In recent years, traditional U.K. banking institutions have seen their market share upended by agile new startup banks. People-focused and technology-driven, these challenger banks have been converting younger customers by the thousands, with a 2019 CREALOGIX survey showing up to one third of Millennials in the U.K. having two or more accounts with digital-only banks. This share is only set to grow, with 75% of Millennial and Gen Z respondents indicating they were thinking about opening an account with a new digital bank in the next three years.
These market disruptors are well-known to tech-savvy younger customers, serving as an accessible and highly convenient alternative to brick-and-mortar banking. Starling, a market-leading challenger bank, is continuing the growth of the industry, announcing a new round of Series D funding. The new funding, totaling $376 million, is intended to continue the company’s growth - an exciting follow-on to its announcement of a fourth consecutive month of operating profits with a monthly net income of over $2 million.
According to CEO Anne Boden, “While technology is at the heart of everything we do, it’s the means to the end-goal. That goal is giving our customers the bank they tell us that they want and one which puts them in control of their money and their data.”
The upstart bank leads the industry in achieving profitability only a handful of years after its founding, with revenues split between net interest income and gross fees and commissions income. Supported by strong growth in lending volumes driven by its government-backed Bounce Back Loan Scheme and Coronavirus Business Interruption Loan Scheme, the company has continued launching new products and providing extra support in the face of the numerous challenges created by the ongoing pandemic.

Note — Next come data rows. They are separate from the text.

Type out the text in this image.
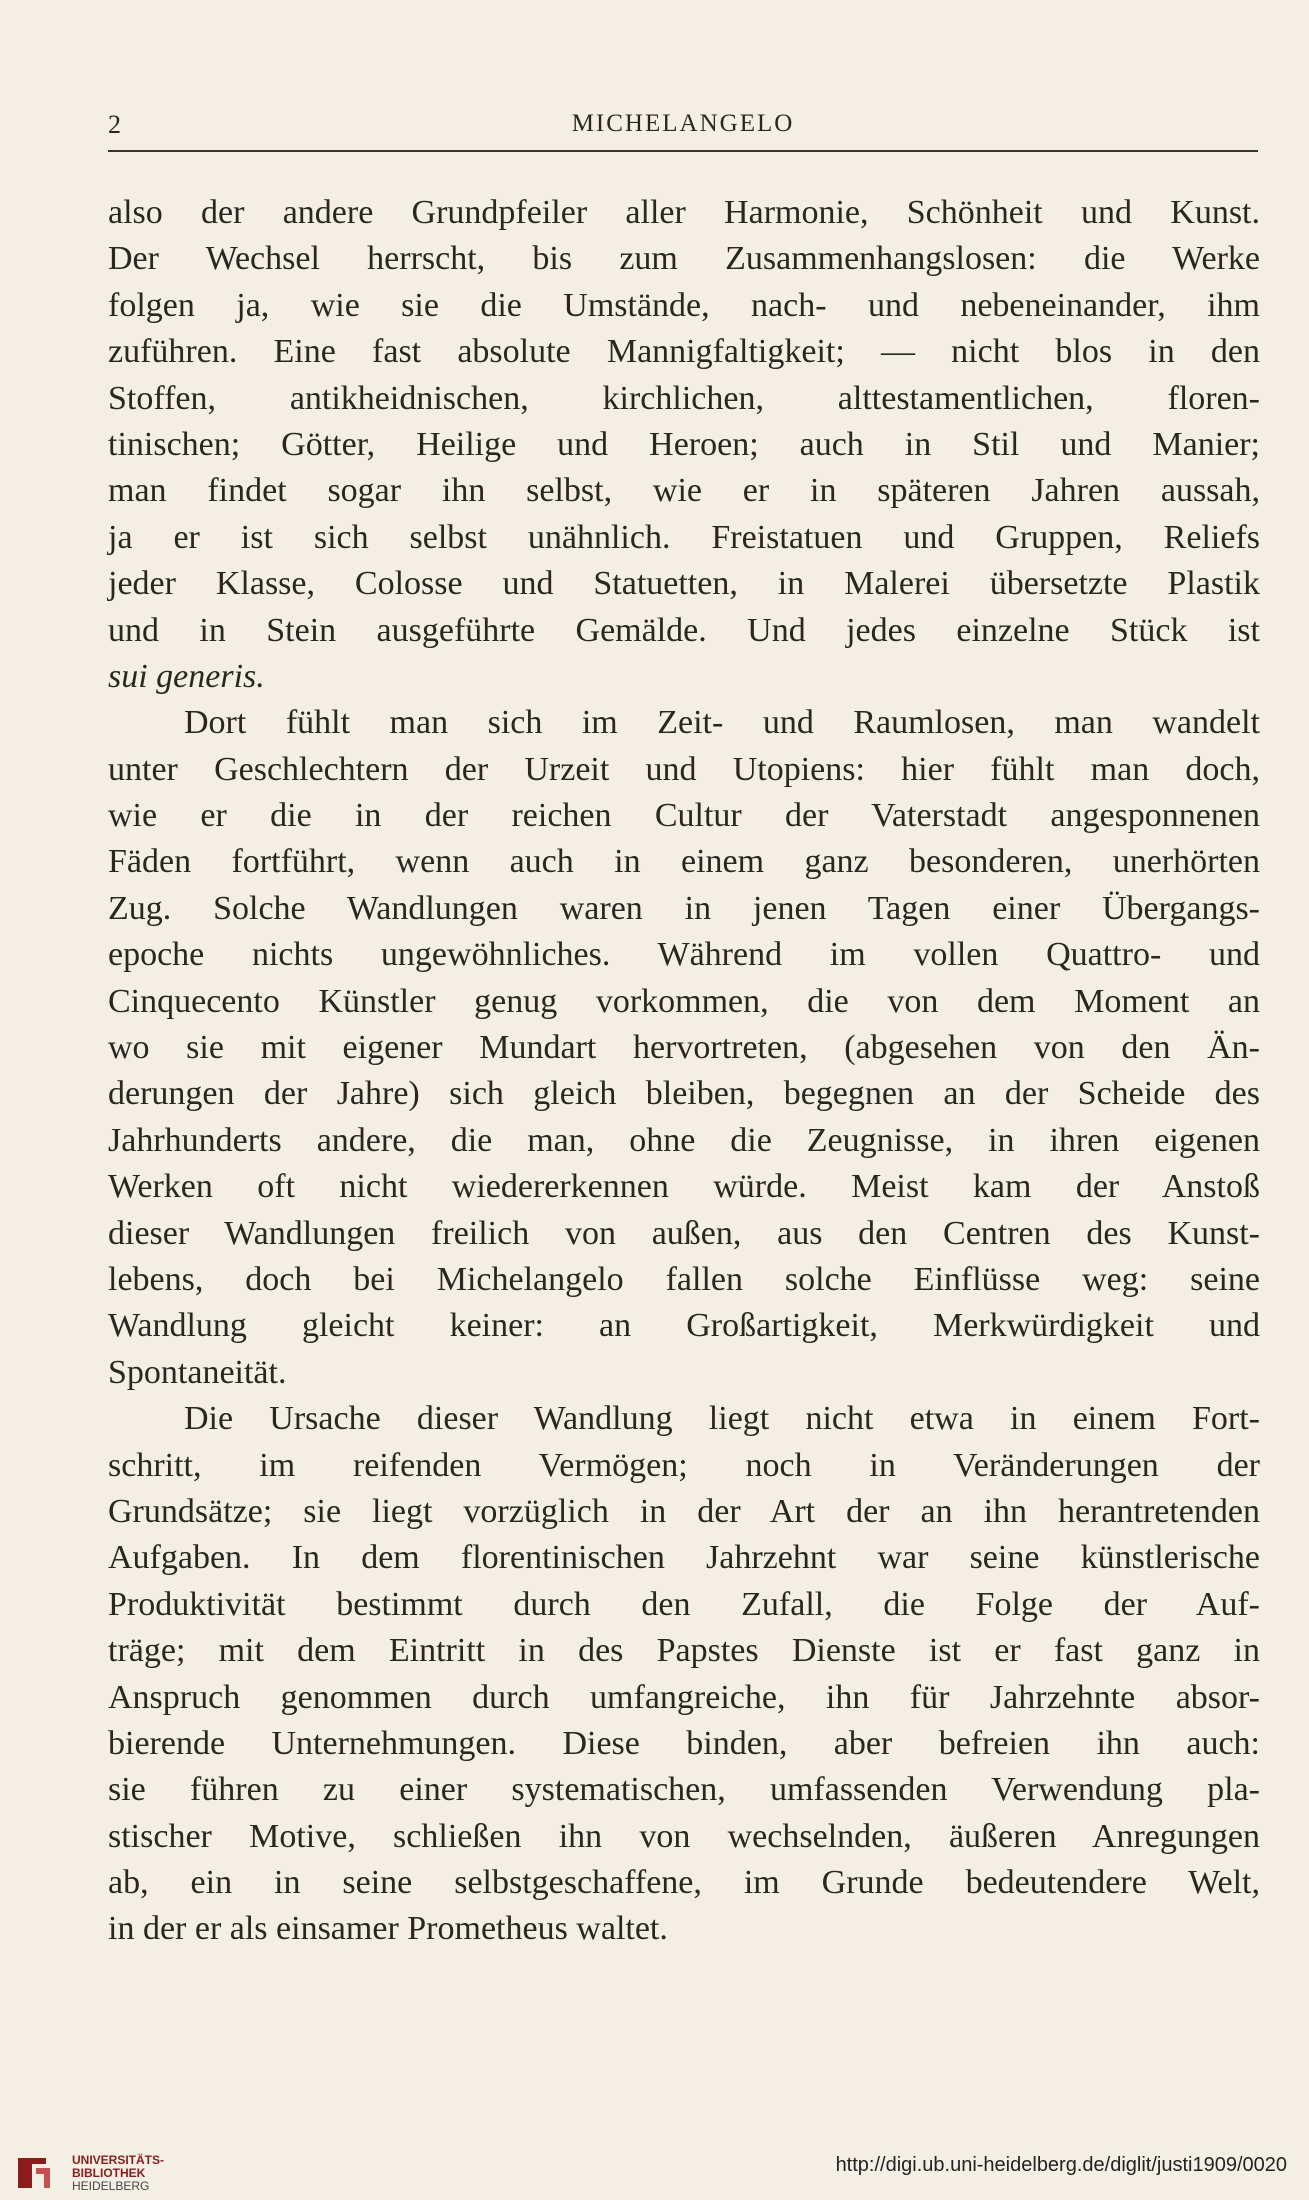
2	MICHELANGELO
also der andere Grundpfeiler aller Harmonie, Schönheit und Kunst.
Der Wechsel herrscht, bis zum Zusammenhangslosen: die Werke
folgen ja, wie sie die Umstände, nach- und nebeneinander, ihm
zuführen. Eine fast absolute Mannigfaltigkeit; — nicht blos in den
Stoffen, antikheidnischen, kirchlichen, alttestamentlichen, floren-
tinischen; Götter, Heilige und Heroen; auch in Stil und Manier;
man findet sogar ihn selbst, wie er in späteren Jahren aussah,
ja er ist sich selbst unähnlich. Freistatuen und Gruppen, Reliefs
jeder Klasse, Colosse und Statuetten, in Malerei übersetzte Plastik
und in Stein ausgeführte Gemälde. Und jedes einzelne Stück ist
sui generis.
Dort fühlt man sich im Zeit- und Raumlosen, man wandelt
unter Geschlechtern der Urzeit und Utopiens: hier fühlt man doch,
wie er die in der reichen Cultur der Vaterstadt angesponnenen
Fäden fortführt, wenn auch in einem ganz besonderen, unerhörten
Zug. Solche Wandlungen waren in jenen Tagen einer Übergangs-
epoche nichts ungewöhnliches. Während im vollen Quattro- und
Cinquecento Künstler genug vorkommen, die von dem Moment an
wo sie mit eigener Mundart hervortreten, (abgesehen von den Än-
derungen der Jahre) sich gleich bleiben, begegnen an der Scheide des
Jahrhunderts andere, die man, ohne die Zeugnisse, in ihren eigenen
Werken oft nicht wiedererkennen würde. Meist kam der Anstoß
dieser Wandlungen freilich von außen, aus den Centren des Kunst-
lebens, doch bei Michelangelo fallen solche Einflüsse weg: seine
Wandlung gleicht keiner: an Großartigkeit, Merkwürdigkeit und
Spontaneität.
Die Ursache dieser Wandlung liegt nicht etwa in einem Fort-
schritt, im reifenden Vermögen; noch in Veränderungen der
Grundsätze; sie liegt vorzüglich in der Art der an ihn herantretenden
Aufgaben. In dem florentinischen Jahrzehnt war seine künstlerische
Produktivität bestimmt durch den Zufall, die Folge der Auf-
träge; mit dem Eintritt in des Papstes Dienste ist er fast ganz in
Anspruch genommen durch umfangreiche, ihn für Jahrzehnte absor-
bierende Unternehmungen. Diese binden, aber befreien ihn auch:
sie führen zu einer systematischen, umfassenden Verwendung pla-
stischer Motive, schließen ihn von wechselnden, äußeren Anregungen
ab, ein in seine selbstgeschaffene, im Grunde bedeutendere Welt,
in der er als einsamer Prometheus waltet.
UNIVERSITÄTS-
BIBLIOTHEK
HEIDELBERG
http://digi.ub.uni-heidelberg.de/diglit/justi1909/0020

Starling is competing against a range of new challenger banks in the U.K. and beyond, winning customers away with features like its ‘Current Account Switch Service’ - a program that helps new customers switch away from their previous bank by streamlining the process of moving. By taking on the bulk of the painful work required to switch accounts, the company reports that it has been winning more customers than any other U.K. bank. Remaining convenience-focused, it plans to utilize the funding to improve and increase its offerings, offering easy to use features and expanded capabilities.